See Write Everything Twice (WET) principle.
Carbon? Just what we were all hoping for, yet another programming language from Google. They can keep it.
This is the only way;
if (condition) { code }Not
if (condition) { code }Also because of my dyslexia I prefer variable & function names like this; ‘File_Acces’ I find it easier to read than ‘fileAcces’
I use all 3.
If it’s very short and there’s 2 or more in a row, I’ll put it all in one line.
If there’s a bunch of nested if statements, I’ll use the second.
If neither of those conditons, I’ll use the first.
I’ve only seen the second type in C#, to be fair it makes code neater but i’m glad I left it for Java.
How does it make code neater? All it does is add a ton of empty vertical space.

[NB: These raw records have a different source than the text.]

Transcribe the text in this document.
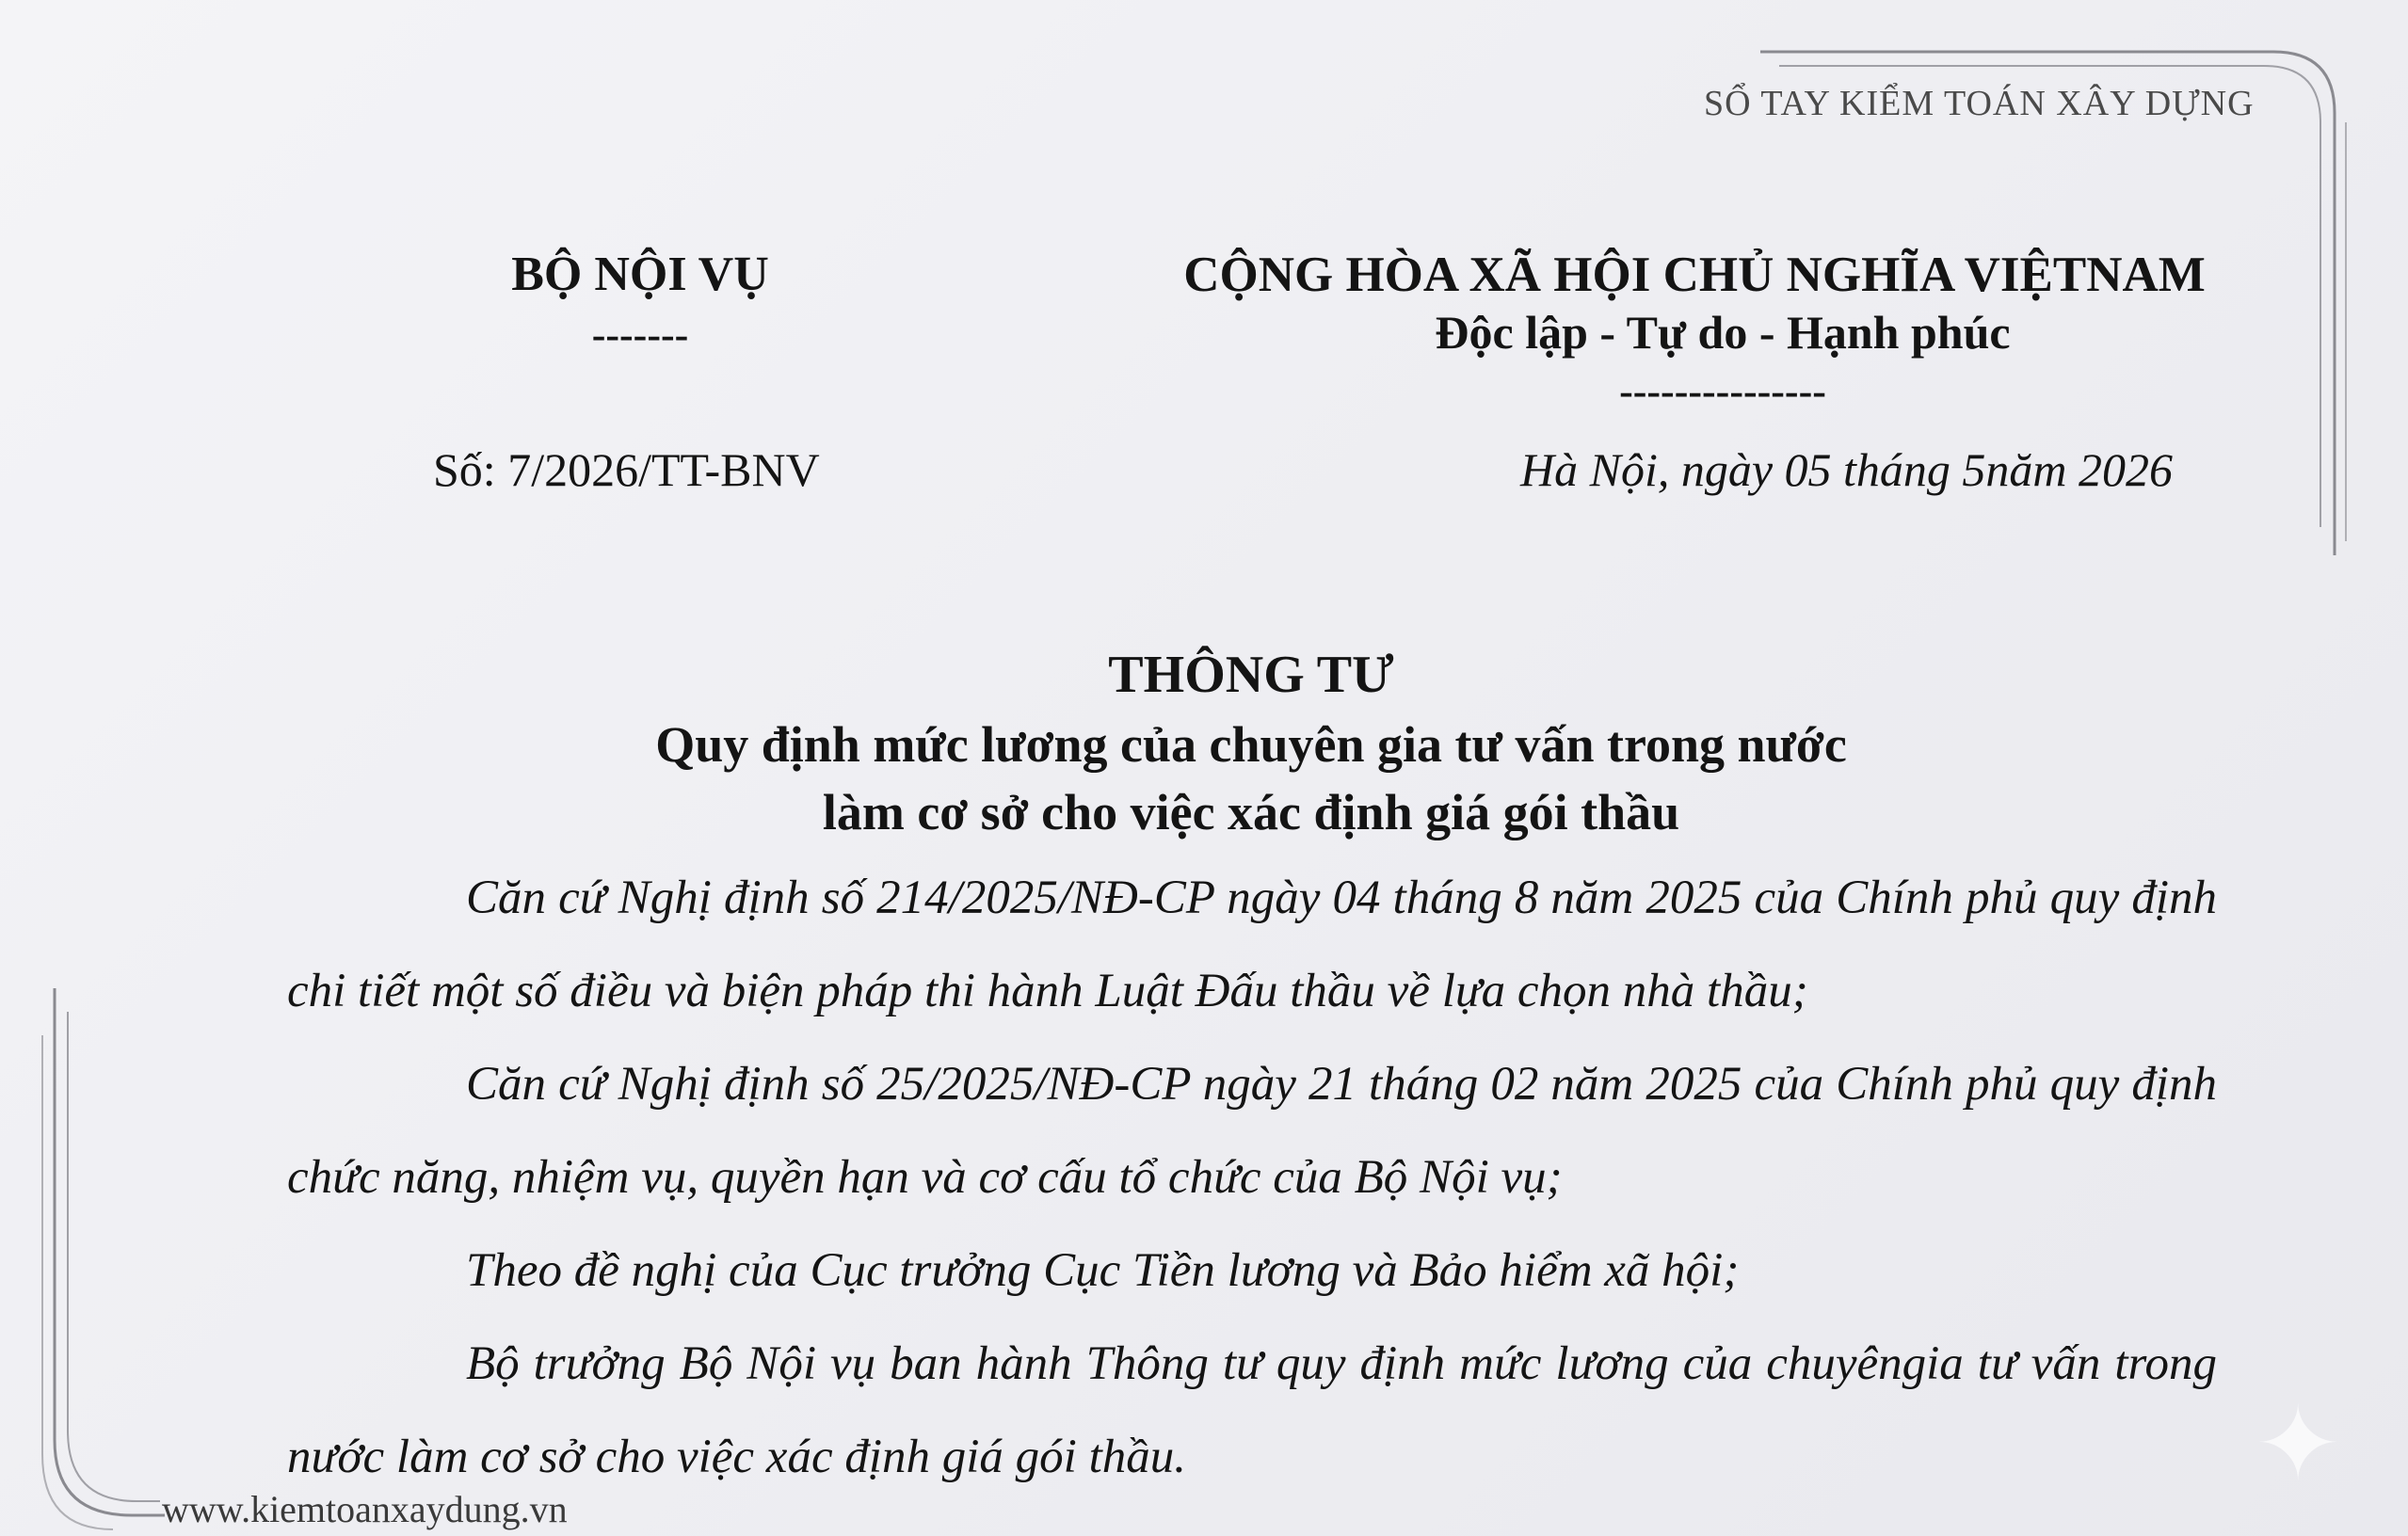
SỔ TAY KIỂM TOÁN XÂY DỰNG
BỘ NỘI VỤ
-------
CỘNG HÒA XÃ HỘI CHỦ NGHĨA VIỆTNAM
Độc lập - Tự do - Hạnh phúc
---------------
Số: 7/2026/TT-BNV	Hà Nội, ngày 05 tháng 5năm 2026
THÔNG TƯ
Quy định mức lương của chuyên gia tư vấn trong nước
làm cơ sở cho việc xác định giá gói thầu

Căn cứ Nghị định số 214/2025/NĐ-CP ngày 04 tháng 8 năm 2025 của Chính phủ quy định chi tiết một số điều và biện pháp thi hành Luật Đấu thầu về lựa chọn nhà thầu;

Căn cứ Nghị định số 25/2025/NĐ-CP ngày 21 tháng 02 năm 2025 của Chính phủ quy định chức năng, nhiệm vụ, quyền hạn và cơ cấu tổ chức của Bộ Nội vụ;

Theo đề nghị của Cục trưởng Cục Tiền lương và Bảo hiểm xã hội;

Bộ trưởng Bộ Nội vụ ban hành Thông tư quy định mức lương của chuyêngia tư vấn trong nước làm cơ sở cho việc xác định giá gói thầu.

www.kiemtoanxaydung.vn
✦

It makes files arbitrarily longer at essentially no benefit.
I think it would be a much hotter take if you had the opposite opinion. I’ve only met a few of those.
I’m not a programmer (I tried learning programming and unity but got lazy so…) but when I learned about if-then statements, the second one seemed like the way it’s supposed to be; I mean it looks so clean and simple. Do actual programmers prefer the first method?
I prefer the first method because it reduces the number of empty lines I have to scroll past and visually filter out
The 2nd is the style guide used in C#, and therefore what you’ve encountered in unity.
Not everything should be beginner friendly. Trying to nerf things because they are not beginner friendly should not be how tools/patterns of languages are designed.
Its ok to have more advanced topic that require more knowledge and that people don’t understand from the first moment they see them.